Comment est née ta rencontre avec Syzer qui a donc abouti sur votre EP commun ?

C'était lors d'un gros plateau à l'International (bar à concert vers Oberkampf dans le 11ème arrondissement parisien ndlr) vers 2013 je crois, et il y avait Bon Gamin de programmé. On jouait chacun de notre côté, et je me suis dit « allons voir ce qu'ils font ». J'ai donc assisté à leur concert, et exactement pareil pour lui de son côté. Et on a chacun kiffé ce qu'on faisait en fait. À cette époque Syzer enregistrait chez Grande Ville (studio basé à Montreuil ndlr) juste à côté de chez nous. Je le croise donc là-bas et me dit qu'il a quelques trucs à me faire écouter. Du coup on monte ensemble au studio, il me fait écouter ses instrus, et là je me souviens, il y avait la prod de Clean Shoes qui sortait du lot. Et là mec, ça a fait comme un truc dans ma tête (rires). Comme je t'ai dit, d'habitude je ne rappais que sur les prods de Fiasko. Parce que je n'arrivais tout simplement pas à écrire sur autre chose. Et sur cette prod de Syzer, bizarrement, j'ai ressenti de l'inspiration. C'est depuis Clean Shoes que j'ai commencé à vraiment composer en solo ou pour des collabs.

Pour parler de son travail sur ce projet, j'ai trouvé les prods très éclectiques. J'aurais aimé qu'il soit là pour confirmer ou non et surtout répondre à la question mais tu vas le faire pour lui (rires). ça m'a fait rappeler pleins de producteurs east coast : Buckwild, les Beatminerz, J Dilla, ou même Pete Rock et pleins d'autres. Selon toi donc, quelle serait la patte ou la touche Syzer qui le distingue de tous ses illustres aînés ?

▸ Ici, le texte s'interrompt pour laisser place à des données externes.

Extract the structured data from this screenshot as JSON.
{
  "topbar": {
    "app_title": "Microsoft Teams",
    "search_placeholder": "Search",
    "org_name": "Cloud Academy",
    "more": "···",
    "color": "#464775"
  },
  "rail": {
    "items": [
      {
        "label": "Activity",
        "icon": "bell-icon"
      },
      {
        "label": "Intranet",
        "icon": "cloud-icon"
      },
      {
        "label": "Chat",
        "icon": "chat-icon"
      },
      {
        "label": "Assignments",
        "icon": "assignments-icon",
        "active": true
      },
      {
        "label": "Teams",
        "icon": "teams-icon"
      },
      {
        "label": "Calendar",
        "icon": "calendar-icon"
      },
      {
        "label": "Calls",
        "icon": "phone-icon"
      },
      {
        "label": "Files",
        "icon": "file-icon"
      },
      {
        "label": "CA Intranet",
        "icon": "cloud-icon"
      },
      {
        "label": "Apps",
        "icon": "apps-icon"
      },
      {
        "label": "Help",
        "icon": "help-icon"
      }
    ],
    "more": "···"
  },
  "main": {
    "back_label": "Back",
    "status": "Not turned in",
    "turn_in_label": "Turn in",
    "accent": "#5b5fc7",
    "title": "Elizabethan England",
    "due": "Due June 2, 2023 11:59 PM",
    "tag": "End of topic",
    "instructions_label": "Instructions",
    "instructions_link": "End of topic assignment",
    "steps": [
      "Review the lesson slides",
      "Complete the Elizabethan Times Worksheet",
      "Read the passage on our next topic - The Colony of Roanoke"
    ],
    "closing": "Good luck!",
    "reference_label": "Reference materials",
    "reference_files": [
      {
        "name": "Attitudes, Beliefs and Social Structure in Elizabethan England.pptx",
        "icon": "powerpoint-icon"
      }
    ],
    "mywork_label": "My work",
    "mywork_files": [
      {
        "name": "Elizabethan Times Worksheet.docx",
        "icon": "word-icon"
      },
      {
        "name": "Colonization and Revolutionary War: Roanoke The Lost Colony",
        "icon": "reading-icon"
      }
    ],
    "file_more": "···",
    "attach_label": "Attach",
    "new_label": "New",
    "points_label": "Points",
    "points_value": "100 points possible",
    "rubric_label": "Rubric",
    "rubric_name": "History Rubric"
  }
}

C'est dur de répondre pour lui , en tout cas pour moi ce mec c'est un génie tu vois ? Il y a toujours un petit détail dans ses prods qui va te rappeler que c'est lui qui l'a composée, tout se passe à l'oreille. Mais surtout, il sait s'adapter à tellement de styles différents. Il a placé des prods pour Damso, pour Hamza, des univers totalement différents. Il a sûrement dû écouter tous ces producteurs, et aussi pleins d'autres. C'est ce qui fait sa force, il a une palette de dingue !

Et dans la diversité des 7 prods sur Junior, tour à tour planante, rugueuse, granuleuse, oppressante ou plus dynamique : où se situe pour toi la difficulté de t'adapter à toute cette palette ?

En vrai il n'y a pas vraiment eu de difficulté. Dès qu'il me faisait écouter ses prods, je me les prenais directement, et de suite j'avais des idées qui m'arrivaient très spontanément. M'adapter à ces différentes atmosphères, ça m'a confirmé que c'était quelque chose que je savais faire en fait. C'était déjà le cas avec les prods de Fiasko, puis j'ai posé sur une prod de Hologram Lo avec Alpha Wann, puis ensuite est venu Clean Shoes... Tu ne cesses de t'adapter au fur et à mesure de ta progression, j'ai cette capacité à m'adapter à tout type de prods.

Comment décrirais-tu votre façon de travailler ?

S'il y a un seul mot pour la décrire ce serait feeling. Tout se fait naturellement, on ne s'est pas mis de pression, on ne s'est rien imposé. Il me fait écouter des instrus. Je lui fais écouter mes textes. Il me donne des pistes à explorer sur tel ou tel thème. Le projet a été élaboré en 2 ans, petit à petit, sans aucune pression, et au bout de tout cela Junior est né.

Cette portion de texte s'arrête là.